Three Reviews, One Contract
With the HITL lifecycle test passing, Layer 2 has a clear brief: add a formal
deadline and escalation path to the human review WorkItem. Currently the
human-approval binding creates a WorkItem with no expiry, no candidate group,
and no response when nobody acts. The case stalls silently. Layer 2 closes that.
Where the SPI landed — not where I planned
I expected to put SlaBreachPolicy in a new platform/apps-api module — a
framework-free home for application-layer SPIs that aren’t foundation primitives.
We spent time designing the module structure, filed the issue.
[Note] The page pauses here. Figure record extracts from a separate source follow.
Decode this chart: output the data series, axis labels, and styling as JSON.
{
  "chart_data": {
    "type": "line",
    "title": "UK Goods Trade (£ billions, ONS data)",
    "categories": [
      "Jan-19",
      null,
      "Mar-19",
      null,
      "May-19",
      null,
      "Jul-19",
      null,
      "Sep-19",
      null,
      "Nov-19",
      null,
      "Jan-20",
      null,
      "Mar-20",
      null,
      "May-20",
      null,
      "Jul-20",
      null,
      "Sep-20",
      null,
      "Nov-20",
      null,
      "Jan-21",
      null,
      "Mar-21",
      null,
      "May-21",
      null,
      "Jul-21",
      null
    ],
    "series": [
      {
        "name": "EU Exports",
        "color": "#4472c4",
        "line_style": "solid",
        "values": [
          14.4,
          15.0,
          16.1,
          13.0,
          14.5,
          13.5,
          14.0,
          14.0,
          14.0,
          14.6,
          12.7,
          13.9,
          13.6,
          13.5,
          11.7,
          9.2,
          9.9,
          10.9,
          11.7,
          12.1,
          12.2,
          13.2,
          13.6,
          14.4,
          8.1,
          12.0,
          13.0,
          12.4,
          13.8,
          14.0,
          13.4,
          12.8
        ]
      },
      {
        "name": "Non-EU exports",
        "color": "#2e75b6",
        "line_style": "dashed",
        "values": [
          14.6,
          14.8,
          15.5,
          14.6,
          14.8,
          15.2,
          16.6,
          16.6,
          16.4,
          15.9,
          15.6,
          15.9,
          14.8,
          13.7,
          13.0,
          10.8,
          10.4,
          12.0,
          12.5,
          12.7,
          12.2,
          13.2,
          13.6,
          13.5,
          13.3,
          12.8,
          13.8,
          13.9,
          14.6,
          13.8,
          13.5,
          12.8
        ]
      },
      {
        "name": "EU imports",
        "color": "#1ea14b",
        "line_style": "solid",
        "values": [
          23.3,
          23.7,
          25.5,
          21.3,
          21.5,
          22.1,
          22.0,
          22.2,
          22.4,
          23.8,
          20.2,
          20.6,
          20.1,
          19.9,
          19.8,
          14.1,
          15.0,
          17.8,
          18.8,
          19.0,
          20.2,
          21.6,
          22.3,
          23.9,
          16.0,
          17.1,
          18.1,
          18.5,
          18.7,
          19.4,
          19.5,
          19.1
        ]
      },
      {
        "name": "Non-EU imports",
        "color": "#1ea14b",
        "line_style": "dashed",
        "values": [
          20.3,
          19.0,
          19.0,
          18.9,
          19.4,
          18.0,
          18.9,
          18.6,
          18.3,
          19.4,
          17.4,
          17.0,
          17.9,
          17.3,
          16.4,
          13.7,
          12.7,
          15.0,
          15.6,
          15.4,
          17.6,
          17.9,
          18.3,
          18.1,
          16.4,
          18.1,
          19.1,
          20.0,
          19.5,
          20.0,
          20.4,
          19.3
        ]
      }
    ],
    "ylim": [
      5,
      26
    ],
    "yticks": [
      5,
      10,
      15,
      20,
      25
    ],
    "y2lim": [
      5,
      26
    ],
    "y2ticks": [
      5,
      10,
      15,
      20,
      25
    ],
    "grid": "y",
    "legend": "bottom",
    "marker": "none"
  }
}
Then we looked harder at the dependency graph. Every consumer of this SPI already
has casehub-work-api on its classpath. BreachedTask — the value type the
policy receives — mirrors WorkItem fields directly. The SPI is inherently tied
to WorkItem expiry. Platform filed ADR-0007 confirming the placement:
casehub-work-api is right for now. The separate module waits until a genuinely
work-independent cross-app SPI appears.
Chained, and the case for separating it
My spec embedded thenOnBreach on EscalateTo and Extend — the obvious
shape for chaining. The casehub-work implementation chose differently: a separate
Chained sealed record.
record Chained(BreachDecision primary, BreachDecision fallback)
implements BreachDecision {}
default BreachDecision thenOnBreach(BreachDecision fallback) {
return new Chained(this, fallback);
}
Each decision type stays pure — no nullable continuations. The executor handles chaining in exactly one switch arm. The fluent construction still reads naturally.
What I didn’t see until we verified it against the execution model: sequential
multi-tier escalation doesn’t need Chained at all. When the escalated WorkItem
expires, ExpiryLifecycleService calls onBreach() again. By then,
ctx.task().candidateGroups() already contains the escalation group set during
the first tier. The policy reads this:
if (ctx.task().candidateGroups().contains(escalationGroup)) {
return new Fail(terminalReason); // second breach — terminal
}
return EscalateTo.to(escalationGroup).withDeadline(escalationDuration);
No serialization, no state storage. The WorkItem’s own fields carry the tier.
I confirmed the same pattern works for AML (compliance officer → head of compliance,
30-day FinCEN SLA) and clinical (Grade 3/4 adverse event, immediate fail on breach).
Chained still earns its place — for “escalate to this group or fail if it’s
empty” within a single breach event — but the sequential case is simpler.
Three rounds of review
The casehub-work team designed the SlaBreachPolicy wiring in parallel. Claude
reviewed their design three times.
The first pass found three issues. Path.of() with zero arguments throws —
they needed Path.root() as a null-scope fallback. It didn’t exist on any
platform branch, despite the design document stating it was “already committed
to platform main.” preferenceProvider.preferencesFor() is the wrong method
name — it’s resolve(). And EscalateTo had no deadline field, so
applications couldn’t control the escalated task’s lifetime.
The second pass caught SlaBreachEvent firing with the Chained wrapper rather
than the leaf decision. An observer wanting to know “escalated or failed?” had to
traverse the Chained record. The fix: executeBreachDecision returns the leaf,
fires the event with that.
The third pass surfaced the sharpest issue. BreachExecutionFailed — the private
exception thrown when EscalateTo(empty groups) tries to execute — is only caught
by the Chained branch. A policy returning bare EscalateTo.to() without wrapping
it lets the exception reach the @Transactional boundary. The transaction rolls
back. Every WorkItem processed in that scheduler tick is un-done. On the next tick,
the same items appear again. Infinite retry, completely silent.
Two fixes: validate at the factory so EscalateTo.to() with zero groups throws
immediately at construction, and catch at the top-level dispatch to apply a Fail
rather than propagating.
Path.root() still isn’t on platform main. Until it is, the SlaBreachPolicy
wiring won’t compile, and Layer 2 implementation can’t start.